ESXi and vCenter Server 5.1 Documentation > vSphere Virtual Machine Administration > Configure Virtual Machine Hardware in the vSphere Web Client > Networking

Network adapter type

When configuring a virtual machine, you can add network adapters (NICs) and specify the adapter type.

Which network adapter types can be used depends on the following factors:

The virtual machine version (based on the host that created it or most recently updated it).

Whether the virtual machine has been updated to the latest version of the current host.

Guest operating system.

The following network card types are supported:

E1000

An emulated version of the Intel 82545EM Gigabit Ethernet NIC with drivers available in most newer guest operating systems, including Windows XP and later and Linux version 2.4.19 and later.

variable

When a virtual machine boots, it identifies itself as a Vlance adapter, but can initialize itself as a Vlance or VMXNET adapter and function accordingly, depending on the driver that initialized it.
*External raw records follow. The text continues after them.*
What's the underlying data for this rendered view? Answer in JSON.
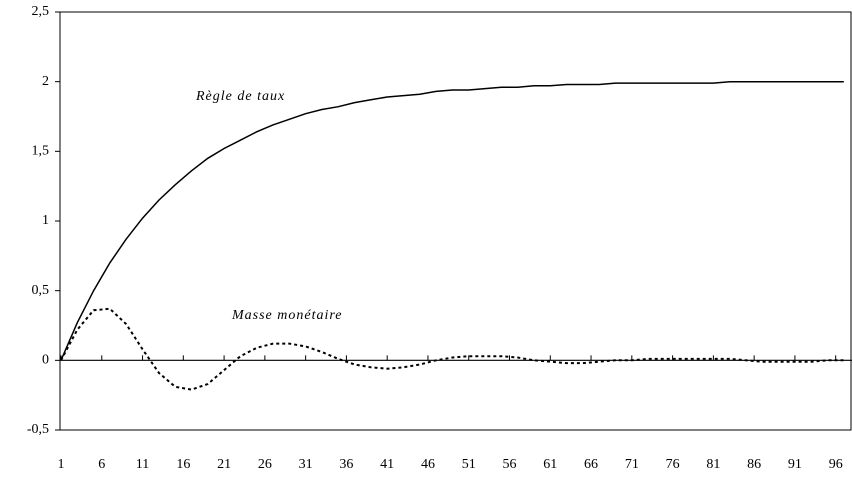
{
  "chart_data": {
    "type": "line",
    "x": [
      1,
      3,
      5,
      7,
      9,
      11,
      13,
      15,
      17,
      19,
      21,
      23,
      25,
      27,
      29,
      31,
      33,
      35,
      37,
      39,
      41,
      43,
      45,
      47,
      49,
      51,
      53,
      55,
      57,
      59,
      61,
      63,
      65,
      67,
      69,
      71,
      73,
      75,
      77,
      79,
      81,
      83,
      85,
      87,
      89,
      91,
      93,
      95,
      97
    ],
    "series": [
      {
        "name": "Règle de taux",
        "color": "#000000",
        "dashed": false,
        "values": [
          0,
          0.27,
          0.5,
          0.7,
          0.87,
          1.02,
          1.15,
          1.26,
          1.36,
          1.45,
          1.52,
          1.58,
          1.64,
          1.69,
          1.73,
          1.77,
          1.8,
          1.82,
          1.85,
          1.87,
          1.89,
          1.9,
          1.91,
          1.93,
          1.94,
          1.94,
          1.95,
          1.96,
          1.96,
          1.97,
          1.97,
          1.98,
          1.98,
          1.98,
          1.99,
          1.99,
          1.99,
          1.99,
          1.99,
          1.99,
          1.99,
          2.0,
          2.0,
          2.0,
          2.0,
          2.0,
          2.0,
          2.0,
          2.0
        ]
      },
      {
        "name": "Masse monétaire",
        "color": "#000000",
        "dashed": true,
        "values": [
          0,
          0.22,
          0.36,
          0.37,
          0.26,
          0.08,
          -0.09,
          -0.19,
          -0.21,
          -0.17,
          -0.07,
          0.03,
          0.09,
          0.12,
          0.12,
          0.1,
          0.06,
          0.01,
          -0.03,
          -0.05,
          -0.06,
          -0.05,
          -0.03,
          0.0,
          0.02,
          0.03,
          0.03,
          0.03,
          0.02,
          0.0,
          -0.01,
          -0.02,
          -0.02,
          -0.01,
          0,
          0,
          0.01,
          0.01,
          0.01,
          0.01,
          0.01,
          0.01,
          0.0,
          -0.01,
          -0.01,
          -0.01,
          -0.01,
          0,
          0
        ]
      }
    ],
    "xlim": [
      1,
      98
    ],
    "xticks": [
      1,
      6,
      11,
      16,
      21,
      26,
      31,
      36,
      41,
      46,
      51,
      56,
      61,
      66,
      71,
      76,
      81,
      86,
      91,
      96
    ],
    "ylim": [
      -0.5,
      2.5
    ],
    "yticks": [
      {
        "value": -0.5,
        "label": "-0,5"
      },
      0,
      {
        "value": 0.5,
        "label": "0,5"
      },
      1,
      {
        "value": 1.5,
        "label": "1,5"
      },
      2,
      {
        "value": 2.5,
        "label": "2,5"
      }
    ]
  }
}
After VMware Tools is installed, the VMXNET driver changes the Vlance adapter to the higher performance VMXNET adapter.

Vlance

An emulated version of the AMD 79C970 PCnet32 LANCE NIC, an older 10 Mbps NIC with drivers available in most 32-bit guest operating systems (except Windows Vista and later). Virtual machines configured with this network adapter can use their network immediately.

VMXNET

Optimized for greater performance in virtual machines and has no physical copies. Because the operating system vendor does not provide built-in drivers for this card, you must install VMware Tools to provide a usable driver for the VMXNET network adapter.

VMXNET 2 (Enhanced)

Based on the VMXNET adapter, but provides higher performance features commonly used in modern networks, such as jumbo frames and hardware offload. VMXNET 2 (enhanced) is only available for select guest operating systems on ESX/ESXi 3.5 and later hosts.

VMXNET 3

The next generation of paravirtualized NICs, built for high performance. VMXNET 3 provides all the features available in VMXNET 2, plus several new features such as multi-queue support (also known as receiver-side scaling in Windows), IPv6 offload, and MSI/MSI-X interrupt delivery. VMXNET 3 is not related to VMXNET or VMXNET 2.